The past year has been one in which many 5G trials were trumpeted: Verizon with fixed wireless 5G trials in 11 markets, while rival AT&T kicked off fixed wireless 5G trials in select cities (Kalamazoo, Michigan; South Bend, Indiana; and Waco, Texas, following its testbed in Austin).
T-Mobile won a boatload of airwaves in the 600 MHz incentive auction and quickly turned that into a way of providing nationwide 5G by 2020. Sprint touted its trove of 2.5 GHz spectrum and technologies like massive MIMO as a bridge to 5G.
But 2018 is shaping up to be the year of commercial rollouts of 5G fixed wireless access. Verizon plans to have three to five markets with fixed wireless access services commercially available by the second half of 2018, with the first announced market being Sacramento. AT&T also has said it could have fixed wireless 5G service deployed as early as late 2018. As for 5G mobility, both operators plan trials in 2018, but as Verizon CFO Matthew Ellis put it, in terms of timing, mobile 5G is “not a 2018 activity.”

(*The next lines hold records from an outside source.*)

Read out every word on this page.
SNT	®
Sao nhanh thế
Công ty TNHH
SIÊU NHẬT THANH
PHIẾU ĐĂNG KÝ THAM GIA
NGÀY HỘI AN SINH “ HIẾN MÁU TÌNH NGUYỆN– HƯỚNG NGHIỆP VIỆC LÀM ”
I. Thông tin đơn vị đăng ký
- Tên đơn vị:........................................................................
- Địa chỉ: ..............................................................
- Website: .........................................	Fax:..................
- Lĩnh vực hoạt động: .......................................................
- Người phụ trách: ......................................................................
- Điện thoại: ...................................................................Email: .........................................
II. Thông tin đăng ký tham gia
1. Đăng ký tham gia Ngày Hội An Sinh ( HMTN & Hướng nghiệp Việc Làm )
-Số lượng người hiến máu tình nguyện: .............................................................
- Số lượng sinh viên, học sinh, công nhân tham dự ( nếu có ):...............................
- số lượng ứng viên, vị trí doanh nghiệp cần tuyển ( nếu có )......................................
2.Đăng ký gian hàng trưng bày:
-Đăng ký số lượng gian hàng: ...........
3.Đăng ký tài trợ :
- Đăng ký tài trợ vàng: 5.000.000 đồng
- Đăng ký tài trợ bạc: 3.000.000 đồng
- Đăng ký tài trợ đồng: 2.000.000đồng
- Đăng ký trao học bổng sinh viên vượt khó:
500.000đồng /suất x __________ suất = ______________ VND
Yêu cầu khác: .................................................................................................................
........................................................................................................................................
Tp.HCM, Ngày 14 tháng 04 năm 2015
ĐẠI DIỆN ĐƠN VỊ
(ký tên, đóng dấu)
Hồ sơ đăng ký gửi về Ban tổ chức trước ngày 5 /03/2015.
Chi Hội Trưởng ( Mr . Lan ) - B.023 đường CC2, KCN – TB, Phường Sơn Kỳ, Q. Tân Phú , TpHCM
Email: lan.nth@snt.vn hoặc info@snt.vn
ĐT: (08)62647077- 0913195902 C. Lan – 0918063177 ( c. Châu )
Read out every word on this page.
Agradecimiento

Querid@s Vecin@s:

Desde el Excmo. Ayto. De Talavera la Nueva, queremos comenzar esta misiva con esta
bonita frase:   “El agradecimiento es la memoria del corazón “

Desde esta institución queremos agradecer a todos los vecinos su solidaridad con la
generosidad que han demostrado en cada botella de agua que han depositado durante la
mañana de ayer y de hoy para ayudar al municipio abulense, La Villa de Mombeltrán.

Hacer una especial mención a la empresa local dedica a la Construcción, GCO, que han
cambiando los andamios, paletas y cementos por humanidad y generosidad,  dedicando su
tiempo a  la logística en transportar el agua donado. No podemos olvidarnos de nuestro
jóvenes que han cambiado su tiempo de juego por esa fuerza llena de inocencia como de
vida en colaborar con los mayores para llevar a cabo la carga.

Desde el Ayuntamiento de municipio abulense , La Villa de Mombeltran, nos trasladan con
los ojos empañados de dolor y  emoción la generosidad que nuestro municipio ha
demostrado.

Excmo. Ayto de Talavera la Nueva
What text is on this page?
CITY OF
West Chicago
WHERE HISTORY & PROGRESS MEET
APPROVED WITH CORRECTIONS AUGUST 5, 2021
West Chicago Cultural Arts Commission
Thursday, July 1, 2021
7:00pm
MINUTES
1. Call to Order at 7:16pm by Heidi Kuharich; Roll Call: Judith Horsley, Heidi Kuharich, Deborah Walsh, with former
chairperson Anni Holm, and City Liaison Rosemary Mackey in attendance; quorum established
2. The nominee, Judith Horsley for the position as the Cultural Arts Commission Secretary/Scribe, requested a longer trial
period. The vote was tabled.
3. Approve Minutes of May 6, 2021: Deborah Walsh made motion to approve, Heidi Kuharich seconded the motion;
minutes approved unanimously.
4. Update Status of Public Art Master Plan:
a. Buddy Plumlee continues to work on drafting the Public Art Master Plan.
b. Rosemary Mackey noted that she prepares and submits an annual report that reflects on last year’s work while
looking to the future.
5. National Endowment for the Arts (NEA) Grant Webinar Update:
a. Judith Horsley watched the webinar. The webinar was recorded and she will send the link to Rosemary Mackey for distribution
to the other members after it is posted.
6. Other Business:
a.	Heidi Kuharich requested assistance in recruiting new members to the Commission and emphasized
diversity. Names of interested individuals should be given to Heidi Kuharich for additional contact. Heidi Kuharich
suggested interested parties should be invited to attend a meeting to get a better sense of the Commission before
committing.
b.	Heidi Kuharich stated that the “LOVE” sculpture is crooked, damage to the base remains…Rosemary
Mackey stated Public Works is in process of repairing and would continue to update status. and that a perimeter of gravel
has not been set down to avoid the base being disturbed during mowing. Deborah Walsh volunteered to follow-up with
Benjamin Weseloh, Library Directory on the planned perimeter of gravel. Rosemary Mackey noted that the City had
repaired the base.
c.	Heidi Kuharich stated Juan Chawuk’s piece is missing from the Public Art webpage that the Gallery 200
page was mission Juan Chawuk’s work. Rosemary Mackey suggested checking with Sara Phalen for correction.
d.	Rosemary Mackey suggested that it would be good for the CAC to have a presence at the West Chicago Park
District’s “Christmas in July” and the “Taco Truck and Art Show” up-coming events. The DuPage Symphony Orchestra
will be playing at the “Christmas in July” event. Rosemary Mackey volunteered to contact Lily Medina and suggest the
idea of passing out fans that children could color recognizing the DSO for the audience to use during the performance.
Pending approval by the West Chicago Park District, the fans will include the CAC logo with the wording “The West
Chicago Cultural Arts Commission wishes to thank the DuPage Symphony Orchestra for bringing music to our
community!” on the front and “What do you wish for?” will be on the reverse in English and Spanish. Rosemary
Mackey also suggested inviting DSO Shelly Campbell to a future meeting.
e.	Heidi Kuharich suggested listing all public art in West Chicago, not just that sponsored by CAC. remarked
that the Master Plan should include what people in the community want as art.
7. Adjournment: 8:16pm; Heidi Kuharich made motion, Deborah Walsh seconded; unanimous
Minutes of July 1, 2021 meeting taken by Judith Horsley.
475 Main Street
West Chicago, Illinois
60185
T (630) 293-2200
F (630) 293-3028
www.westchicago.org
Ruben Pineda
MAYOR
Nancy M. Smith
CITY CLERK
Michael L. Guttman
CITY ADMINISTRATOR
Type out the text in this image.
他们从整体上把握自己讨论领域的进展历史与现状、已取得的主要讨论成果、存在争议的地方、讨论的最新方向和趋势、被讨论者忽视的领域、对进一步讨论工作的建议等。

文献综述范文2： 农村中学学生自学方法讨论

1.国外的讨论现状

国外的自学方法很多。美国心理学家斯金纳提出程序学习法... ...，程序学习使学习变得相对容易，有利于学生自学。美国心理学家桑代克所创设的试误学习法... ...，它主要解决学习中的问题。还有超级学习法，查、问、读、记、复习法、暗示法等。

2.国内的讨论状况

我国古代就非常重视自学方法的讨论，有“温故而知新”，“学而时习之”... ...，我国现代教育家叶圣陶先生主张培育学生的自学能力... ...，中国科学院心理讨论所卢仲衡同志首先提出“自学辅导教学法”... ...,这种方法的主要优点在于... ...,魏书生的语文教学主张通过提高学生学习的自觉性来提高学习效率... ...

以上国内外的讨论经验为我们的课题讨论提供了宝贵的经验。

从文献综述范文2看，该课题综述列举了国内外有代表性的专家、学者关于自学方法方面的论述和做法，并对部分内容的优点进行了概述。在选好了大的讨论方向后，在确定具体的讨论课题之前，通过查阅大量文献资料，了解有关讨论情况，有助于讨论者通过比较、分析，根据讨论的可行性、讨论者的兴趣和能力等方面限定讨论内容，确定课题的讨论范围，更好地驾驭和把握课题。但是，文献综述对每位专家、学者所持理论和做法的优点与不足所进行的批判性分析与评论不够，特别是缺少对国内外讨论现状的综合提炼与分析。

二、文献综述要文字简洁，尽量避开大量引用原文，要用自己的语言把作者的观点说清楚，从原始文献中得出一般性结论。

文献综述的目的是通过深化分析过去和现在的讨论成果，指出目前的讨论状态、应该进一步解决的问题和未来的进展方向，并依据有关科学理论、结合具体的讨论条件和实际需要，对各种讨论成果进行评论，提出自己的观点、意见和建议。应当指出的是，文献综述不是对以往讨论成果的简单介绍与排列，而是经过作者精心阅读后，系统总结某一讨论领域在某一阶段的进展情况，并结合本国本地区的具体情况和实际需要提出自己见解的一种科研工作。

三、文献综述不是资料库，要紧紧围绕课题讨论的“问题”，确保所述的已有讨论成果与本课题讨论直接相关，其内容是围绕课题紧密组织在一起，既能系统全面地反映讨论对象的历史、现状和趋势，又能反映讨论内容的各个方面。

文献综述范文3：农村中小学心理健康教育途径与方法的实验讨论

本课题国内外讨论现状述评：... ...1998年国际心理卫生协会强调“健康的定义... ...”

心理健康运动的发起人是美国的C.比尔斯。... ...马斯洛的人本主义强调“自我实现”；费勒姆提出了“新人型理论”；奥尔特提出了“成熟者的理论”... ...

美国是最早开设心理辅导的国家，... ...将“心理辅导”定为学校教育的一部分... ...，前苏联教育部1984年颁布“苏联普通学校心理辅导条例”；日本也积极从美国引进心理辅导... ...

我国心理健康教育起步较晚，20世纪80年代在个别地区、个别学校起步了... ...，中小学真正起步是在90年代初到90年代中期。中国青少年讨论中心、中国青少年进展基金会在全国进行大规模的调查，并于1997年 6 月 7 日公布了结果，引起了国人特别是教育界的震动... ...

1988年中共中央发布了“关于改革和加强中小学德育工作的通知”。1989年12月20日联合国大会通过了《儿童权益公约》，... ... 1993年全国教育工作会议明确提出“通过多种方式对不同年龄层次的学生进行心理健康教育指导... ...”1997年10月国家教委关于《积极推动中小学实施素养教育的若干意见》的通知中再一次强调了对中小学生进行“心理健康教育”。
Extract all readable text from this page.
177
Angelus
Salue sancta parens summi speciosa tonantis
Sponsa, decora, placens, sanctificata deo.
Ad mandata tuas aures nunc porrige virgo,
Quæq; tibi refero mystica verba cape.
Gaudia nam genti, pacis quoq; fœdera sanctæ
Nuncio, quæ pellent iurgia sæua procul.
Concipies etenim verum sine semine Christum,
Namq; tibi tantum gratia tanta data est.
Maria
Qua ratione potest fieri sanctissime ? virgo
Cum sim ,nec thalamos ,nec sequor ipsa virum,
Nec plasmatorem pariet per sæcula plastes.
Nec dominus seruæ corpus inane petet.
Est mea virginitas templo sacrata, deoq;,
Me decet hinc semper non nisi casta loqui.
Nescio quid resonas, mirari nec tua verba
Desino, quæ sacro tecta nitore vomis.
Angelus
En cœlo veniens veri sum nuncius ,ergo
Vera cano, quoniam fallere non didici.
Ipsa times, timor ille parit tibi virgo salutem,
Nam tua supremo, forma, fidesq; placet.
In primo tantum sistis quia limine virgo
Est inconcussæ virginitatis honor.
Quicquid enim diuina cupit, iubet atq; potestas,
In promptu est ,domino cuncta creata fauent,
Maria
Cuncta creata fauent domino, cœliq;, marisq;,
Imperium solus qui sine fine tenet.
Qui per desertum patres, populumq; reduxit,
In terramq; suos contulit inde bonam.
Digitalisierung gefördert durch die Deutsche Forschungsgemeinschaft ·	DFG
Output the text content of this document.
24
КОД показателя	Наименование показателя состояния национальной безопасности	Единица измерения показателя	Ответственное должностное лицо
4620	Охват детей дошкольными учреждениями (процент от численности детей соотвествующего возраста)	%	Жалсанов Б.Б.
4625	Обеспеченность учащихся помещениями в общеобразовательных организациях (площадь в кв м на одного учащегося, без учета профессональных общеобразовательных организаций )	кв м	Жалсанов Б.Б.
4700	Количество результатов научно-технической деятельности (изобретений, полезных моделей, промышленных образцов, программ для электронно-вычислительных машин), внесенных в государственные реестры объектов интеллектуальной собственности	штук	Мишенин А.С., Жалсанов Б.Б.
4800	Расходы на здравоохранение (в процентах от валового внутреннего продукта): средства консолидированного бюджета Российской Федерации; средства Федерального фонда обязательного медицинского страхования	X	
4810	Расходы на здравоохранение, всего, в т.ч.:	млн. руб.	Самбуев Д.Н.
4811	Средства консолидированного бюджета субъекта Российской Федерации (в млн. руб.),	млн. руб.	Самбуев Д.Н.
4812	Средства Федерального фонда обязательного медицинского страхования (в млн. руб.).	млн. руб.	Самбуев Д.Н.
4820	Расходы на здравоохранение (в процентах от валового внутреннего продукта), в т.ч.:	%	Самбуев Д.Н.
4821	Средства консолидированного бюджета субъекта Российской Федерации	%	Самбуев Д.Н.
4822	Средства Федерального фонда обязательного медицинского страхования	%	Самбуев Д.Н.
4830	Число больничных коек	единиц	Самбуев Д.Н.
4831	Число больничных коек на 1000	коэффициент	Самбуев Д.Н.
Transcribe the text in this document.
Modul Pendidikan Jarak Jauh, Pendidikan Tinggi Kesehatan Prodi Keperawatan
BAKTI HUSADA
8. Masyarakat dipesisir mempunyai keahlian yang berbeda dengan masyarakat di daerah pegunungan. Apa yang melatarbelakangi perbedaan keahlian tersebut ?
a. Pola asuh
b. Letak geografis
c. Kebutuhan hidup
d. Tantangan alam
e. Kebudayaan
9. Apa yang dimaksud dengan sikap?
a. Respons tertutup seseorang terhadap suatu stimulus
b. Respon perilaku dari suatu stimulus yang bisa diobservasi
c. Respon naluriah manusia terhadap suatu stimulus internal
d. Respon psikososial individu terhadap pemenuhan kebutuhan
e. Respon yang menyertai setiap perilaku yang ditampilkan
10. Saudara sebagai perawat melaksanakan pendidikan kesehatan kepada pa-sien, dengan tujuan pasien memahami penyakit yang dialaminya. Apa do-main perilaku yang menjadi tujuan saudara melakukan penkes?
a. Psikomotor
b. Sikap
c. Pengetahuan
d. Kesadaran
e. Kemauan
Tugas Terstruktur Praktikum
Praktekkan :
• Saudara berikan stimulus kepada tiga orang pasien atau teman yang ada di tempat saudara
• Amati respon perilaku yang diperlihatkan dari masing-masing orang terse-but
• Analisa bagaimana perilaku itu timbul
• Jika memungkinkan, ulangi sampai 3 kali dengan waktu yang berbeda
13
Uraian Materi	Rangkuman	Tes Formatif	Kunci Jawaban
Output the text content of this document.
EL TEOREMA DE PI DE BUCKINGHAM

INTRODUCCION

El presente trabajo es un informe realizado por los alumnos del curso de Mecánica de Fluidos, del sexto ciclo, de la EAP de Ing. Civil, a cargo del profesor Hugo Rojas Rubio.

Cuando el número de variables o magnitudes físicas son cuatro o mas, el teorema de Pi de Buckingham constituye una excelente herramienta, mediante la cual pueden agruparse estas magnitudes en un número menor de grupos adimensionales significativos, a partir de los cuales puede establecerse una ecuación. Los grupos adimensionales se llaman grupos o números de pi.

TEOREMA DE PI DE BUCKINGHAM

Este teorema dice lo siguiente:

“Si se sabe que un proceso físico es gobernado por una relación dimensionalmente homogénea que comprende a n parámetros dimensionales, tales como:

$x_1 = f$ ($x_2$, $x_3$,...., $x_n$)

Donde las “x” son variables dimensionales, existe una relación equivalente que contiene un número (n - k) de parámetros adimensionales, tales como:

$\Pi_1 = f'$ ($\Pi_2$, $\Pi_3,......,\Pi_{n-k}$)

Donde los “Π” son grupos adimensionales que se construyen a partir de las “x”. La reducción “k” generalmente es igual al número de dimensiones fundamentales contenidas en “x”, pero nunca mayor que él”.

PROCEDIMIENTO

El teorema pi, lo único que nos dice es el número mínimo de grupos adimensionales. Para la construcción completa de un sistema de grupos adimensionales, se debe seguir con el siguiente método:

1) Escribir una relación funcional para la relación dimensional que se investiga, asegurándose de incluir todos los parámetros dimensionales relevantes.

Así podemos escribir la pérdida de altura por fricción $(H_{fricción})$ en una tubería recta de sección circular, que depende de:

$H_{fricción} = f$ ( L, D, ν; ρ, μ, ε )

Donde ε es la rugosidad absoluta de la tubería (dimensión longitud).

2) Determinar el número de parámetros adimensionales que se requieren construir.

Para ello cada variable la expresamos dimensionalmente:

Outside of the U.S., operators are gearing up for 5G as well, and the Olympics in particular will provide a global stage for Korean operators to strut their stuff. Plans call for 360-degree VR views of the action, a 5G autonomous bus and drones for enhanced entertainment.
With the nonstandalone (NSA) version of 5G being ratified by 3GPP in December 2017, a lot more needs to happen in the first half of 2018 before the standalone (SA) version gets completed by mid-2018. The 3GPP agreed in March 2017 to accelerate the NSA version, but it also left quite a few things to be accomplished before next summer. Study items that were put on hold include nonorthogonal multiple access, unlicensed spectrum for NR, nonterrestrial network (channel modeling), eV2X evaluation methodology, and integrated access and backhaul.
The SA version is due for completion in June 2018, defining the full user and control plane capability for 5G NR, utilizing the new 5G core network architecture (5G NGC) also being done in 3GPP. Both the NSA and SA versions share physical radio air interface aspects.
As for when 5G gets delivered via smartphones, that likely will have to wait another year or so. Qualcomm Technologies has announced that it will be delivering a 5G NR millimeter-wave prototype system based on the 5G NR Release 15 specifications, with the expectation that commercialized 5G smartphones will arrive in the first half of 2019.